I think the last time we discussed encoding or better signing datasets we didn't liked that you can not share the history afterwards with other Galaxy instances. Or might have problems if you export the history? Signing datasets might be interesting, but this involves a huge own subsystem (which we might need eitherway for the sensitive data use case).

[hexylena]

you can not share the history afterwards with other Galaxy instances.

you could, you'd just have to re-run the relevant portions on that server. And exporting would include all the datasets so it should be fine? Just re-run all and you're good to go

I think @sveinugu will implement it pretty simply without a huge subsystem, just by signing a hash of the dataset, and then checking that that dataset hash still verifies before execution, which seems pretty lightweight?

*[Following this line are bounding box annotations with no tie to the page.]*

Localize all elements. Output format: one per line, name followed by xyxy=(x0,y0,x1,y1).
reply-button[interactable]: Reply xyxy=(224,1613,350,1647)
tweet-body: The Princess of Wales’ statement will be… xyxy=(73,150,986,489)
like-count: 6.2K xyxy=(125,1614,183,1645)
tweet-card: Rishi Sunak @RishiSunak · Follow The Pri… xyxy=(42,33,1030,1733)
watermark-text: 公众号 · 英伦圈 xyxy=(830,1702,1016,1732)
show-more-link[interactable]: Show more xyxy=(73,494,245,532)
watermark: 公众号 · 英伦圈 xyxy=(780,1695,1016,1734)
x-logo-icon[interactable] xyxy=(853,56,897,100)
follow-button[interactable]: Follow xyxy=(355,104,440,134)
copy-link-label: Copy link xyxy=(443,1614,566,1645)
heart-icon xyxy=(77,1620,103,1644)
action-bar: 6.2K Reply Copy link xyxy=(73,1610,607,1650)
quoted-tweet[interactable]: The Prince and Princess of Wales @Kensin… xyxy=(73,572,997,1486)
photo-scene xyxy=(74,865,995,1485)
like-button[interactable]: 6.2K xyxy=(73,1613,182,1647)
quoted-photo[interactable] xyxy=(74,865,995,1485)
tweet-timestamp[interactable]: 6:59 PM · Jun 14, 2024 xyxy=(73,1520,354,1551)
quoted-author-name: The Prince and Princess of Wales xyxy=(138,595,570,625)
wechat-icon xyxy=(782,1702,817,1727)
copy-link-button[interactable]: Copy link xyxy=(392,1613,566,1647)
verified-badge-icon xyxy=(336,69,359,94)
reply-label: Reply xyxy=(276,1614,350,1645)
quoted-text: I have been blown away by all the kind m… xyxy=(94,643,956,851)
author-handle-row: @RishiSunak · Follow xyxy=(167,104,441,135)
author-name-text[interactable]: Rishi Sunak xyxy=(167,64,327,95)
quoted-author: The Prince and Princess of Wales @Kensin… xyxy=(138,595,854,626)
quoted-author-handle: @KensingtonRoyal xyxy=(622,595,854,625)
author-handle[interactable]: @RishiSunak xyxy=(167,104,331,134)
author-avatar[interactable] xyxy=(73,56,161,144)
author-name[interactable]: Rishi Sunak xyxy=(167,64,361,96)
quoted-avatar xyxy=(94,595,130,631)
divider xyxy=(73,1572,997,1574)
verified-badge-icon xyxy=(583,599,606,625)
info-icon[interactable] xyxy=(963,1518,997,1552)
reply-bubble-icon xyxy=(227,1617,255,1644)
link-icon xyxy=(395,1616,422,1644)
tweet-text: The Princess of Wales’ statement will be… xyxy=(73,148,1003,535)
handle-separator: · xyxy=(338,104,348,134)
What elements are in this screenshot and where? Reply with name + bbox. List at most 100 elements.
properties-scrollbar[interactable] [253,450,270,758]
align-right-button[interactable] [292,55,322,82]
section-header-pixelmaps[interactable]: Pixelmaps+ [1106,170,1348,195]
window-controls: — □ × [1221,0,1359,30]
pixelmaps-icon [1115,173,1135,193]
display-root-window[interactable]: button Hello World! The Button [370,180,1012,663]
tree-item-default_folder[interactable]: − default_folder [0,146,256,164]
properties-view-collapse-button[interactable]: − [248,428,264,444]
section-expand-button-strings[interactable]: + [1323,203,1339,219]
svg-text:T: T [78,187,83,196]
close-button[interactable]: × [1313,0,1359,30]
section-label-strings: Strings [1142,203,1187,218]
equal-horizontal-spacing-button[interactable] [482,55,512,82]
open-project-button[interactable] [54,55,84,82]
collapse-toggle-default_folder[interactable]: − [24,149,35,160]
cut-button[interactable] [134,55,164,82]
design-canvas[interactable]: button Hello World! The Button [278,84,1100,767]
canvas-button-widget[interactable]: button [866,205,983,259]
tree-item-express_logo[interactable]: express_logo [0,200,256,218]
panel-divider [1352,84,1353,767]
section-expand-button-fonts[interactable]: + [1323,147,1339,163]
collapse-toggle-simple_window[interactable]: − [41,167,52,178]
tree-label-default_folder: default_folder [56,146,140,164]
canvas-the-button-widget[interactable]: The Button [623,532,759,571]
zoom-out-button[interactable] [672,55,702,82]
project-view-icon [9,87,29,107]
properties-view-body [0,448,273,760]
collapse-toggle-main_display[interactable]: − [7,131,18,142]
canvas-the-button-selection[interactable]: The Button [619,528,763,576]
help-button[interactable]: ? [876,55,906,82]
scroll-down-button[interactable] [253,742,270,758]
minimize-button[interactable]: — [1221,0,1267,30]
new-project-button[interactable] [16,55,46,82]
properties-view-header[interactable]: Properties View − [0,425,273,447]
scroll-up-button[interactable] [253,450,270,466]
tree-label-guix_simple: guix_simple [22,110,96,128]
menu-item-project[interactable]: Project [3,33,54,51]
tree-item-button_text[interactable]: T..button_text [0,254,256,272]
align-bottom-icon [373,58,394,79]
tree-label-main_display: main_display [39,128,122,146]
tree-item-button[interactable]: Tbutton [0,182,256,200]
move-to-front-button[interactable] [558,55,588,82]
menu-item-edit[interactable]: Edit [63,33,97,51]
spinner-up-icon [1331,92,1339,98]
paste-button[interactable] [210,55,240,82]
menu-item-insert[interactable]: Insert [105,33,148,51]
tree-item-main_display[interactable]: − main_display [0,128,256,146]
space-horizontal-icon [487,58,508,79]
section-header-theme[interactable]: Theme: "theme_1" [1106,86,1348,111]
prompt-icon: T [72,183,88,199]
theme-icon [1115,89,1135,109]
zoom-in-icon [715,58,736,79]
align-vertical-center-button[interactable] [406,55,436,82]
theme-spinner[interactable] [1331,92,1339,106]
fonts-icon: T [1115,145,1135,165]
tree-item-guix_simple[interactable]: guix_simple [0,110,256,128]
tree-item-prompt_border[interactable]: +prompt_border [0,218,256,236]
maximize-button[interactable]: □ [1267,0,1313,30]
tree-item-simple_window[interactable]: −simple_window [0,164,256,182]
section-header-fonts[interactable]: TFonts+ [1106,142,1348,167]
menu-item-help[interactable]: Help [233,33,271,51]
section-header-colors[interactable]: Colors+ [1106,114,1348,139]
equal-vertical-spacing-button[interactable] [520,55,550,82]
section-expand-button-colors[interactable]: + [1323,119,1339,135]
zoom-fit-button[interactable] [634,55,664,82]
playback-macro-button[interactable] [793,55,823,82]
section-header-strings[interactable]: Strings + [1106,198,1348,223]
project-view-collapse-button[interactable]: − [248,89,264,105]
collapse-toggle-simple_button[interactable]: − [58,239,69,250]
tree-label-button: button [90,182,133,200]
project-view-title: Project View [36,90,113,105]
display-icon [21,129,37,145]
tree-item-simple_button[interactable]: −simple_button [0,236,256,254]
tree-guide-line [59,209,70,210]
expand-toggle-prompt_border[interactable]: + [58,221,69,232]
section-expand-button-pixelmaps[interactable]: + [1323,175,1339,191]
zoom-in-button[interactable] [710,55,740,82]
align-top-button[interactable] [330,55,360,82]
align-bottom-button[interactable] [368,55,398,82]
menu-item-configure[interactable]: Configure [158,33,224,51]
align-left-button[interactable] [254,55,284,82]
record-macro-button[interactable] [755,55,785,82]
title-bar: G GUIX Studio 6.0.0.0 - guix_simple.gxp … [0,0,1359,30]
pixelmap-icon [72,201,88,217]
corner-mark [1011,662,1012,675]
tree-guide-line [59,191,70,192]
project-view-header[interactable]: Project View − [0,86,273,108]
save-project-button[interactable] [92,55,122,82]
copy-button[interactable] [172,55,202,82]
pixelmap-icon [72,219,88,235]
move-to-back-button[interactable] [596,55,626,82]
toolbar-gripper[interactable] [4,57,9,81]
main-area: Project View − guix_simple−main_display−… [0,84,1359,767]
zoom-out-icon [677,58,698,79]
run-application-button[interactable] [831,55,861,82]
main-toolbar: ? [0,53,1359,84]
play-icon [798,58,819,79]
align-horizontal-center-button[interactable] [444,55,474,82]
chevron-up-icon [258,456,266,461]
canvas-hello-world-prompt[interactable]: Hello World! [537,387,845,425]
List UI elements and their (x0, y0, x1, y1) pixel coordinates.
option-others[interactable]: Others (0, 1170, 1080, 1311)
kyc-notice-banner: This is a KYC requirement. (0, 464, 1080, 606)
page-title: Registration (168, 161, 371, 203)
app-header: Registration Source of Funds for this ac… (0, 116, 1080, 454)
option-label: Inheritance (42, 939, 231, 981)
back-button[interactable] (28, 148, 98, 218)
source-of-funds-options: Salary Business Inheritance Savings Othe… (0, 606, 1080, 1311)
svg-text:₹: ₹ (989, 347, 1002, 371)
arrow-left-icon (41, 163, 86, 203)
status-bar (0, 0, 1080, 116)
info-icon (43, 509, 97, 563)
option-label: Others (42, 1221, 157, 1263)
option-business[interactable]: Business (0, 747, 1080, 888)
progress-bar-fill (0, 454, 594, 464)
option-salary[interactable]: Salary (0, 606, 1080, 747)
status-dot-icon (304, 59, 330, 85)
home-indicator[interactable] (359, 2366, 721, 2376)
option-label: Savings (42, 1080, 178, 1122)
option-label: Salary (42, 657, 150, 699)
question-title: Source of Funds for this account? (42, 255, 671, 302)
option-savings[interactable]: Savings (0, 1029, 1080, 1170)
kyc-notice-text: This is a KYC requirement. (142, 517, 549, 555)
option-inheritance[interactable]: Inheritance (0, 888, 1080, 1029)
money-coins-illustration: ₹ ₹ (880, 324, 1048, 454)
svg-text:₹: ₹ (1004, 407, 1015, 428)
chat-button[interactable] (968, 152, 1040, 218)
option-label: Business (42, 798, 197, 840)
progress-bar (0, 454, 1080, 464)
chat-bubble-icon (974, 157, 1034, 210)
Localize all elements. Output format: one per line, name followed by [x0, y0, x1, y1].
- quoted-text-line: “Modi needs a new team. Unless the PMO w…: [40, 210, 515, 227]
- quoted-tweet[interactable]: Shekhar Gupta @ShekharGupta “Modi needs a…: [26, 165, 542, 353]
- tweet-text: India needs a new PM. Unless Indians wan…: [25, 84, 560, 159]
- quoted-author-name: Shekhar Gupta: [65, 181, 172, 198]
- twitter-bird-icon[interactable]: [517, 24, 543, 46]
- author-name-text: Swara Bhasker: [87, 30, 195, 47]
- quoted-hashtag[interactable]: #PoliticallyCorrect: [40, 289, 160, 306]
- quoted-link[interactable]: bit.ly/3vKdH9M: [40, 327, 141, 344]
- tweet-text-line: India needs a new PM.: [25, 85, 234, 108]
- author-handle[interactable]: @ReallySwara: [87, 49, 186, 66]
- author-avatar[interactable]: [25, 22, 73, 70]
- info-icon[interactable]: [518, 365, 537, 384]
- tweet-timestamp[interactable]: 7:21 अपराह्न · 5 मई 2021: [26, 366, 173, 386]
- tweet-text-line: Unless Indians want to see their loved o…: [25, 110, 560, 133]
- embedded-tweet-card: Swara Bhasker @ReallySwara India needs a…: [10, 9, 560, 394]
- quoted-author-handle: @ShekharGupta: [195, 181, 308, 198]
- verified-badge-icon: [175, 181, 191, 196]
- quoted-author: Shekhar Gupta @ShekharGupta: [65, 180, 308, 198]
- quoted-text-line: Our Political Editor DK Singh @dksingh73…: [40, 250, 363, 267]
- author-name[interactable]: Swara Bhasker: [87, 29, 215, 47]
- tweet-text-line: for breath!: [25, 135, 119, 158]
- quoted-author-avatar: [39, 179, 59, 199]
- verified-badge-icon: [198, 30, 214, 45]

But yeah fair point if you want really signed DSs for sensitive use cases, then it'd definitely need a bigger system.

[mvdbeek]

I think @sveinugu will implement it pretty simply without a huge subsystem, just by signing a hash of the dataset, and then checking that that dataset hash still verifies before execution, which seems pretty lightweight?

Are we talking about the dataset hash sums ? Those are only calculated for a small subset of datasets (I think uploads only at this point ?), but that would be something to build on if it fits the bill. Reaching into app is a pretty good sign that we should not be doing or recommending something like that.

[hexylena]

No, not the built in hashes. (But we could build on that in the future)

His plan was:

• tool A/producer
  • hash the dataset (sha256 or so)
  • encode that hash with the galaxy id encoding mechanism
  • send that with the output
• tool B/consumer
  • check that the sent hashes decode properly via app (proving that it was produced by tool A on that server)
  • and match the sha256 of the input dataset (proving that it's untampered)
  • die if not.

Reaching into app is a pretty good sign

agreed! I'd love a more generic mechanism for proving that a dataset has been untampered with since coming from another tool.

[bernt-matthias]

This just popped up in a IWC meeting again.

I think in an ideal world it would be nice if we can avoid RData objects

In my opinion tools should use RDS which is a serialization of a single R object which is assigned to a single variable when loaded (in contrast to RData which loads a complete environment).

For tools using Rdata containerization might be an idea/solution.

it's not guaranteed that you can read this data between different R/Python versions

Both datatypes are versioned and the version is stored in the datasets metadata. So it is possible to load only RDS / Rdata files which can be read by the R version used in a tool.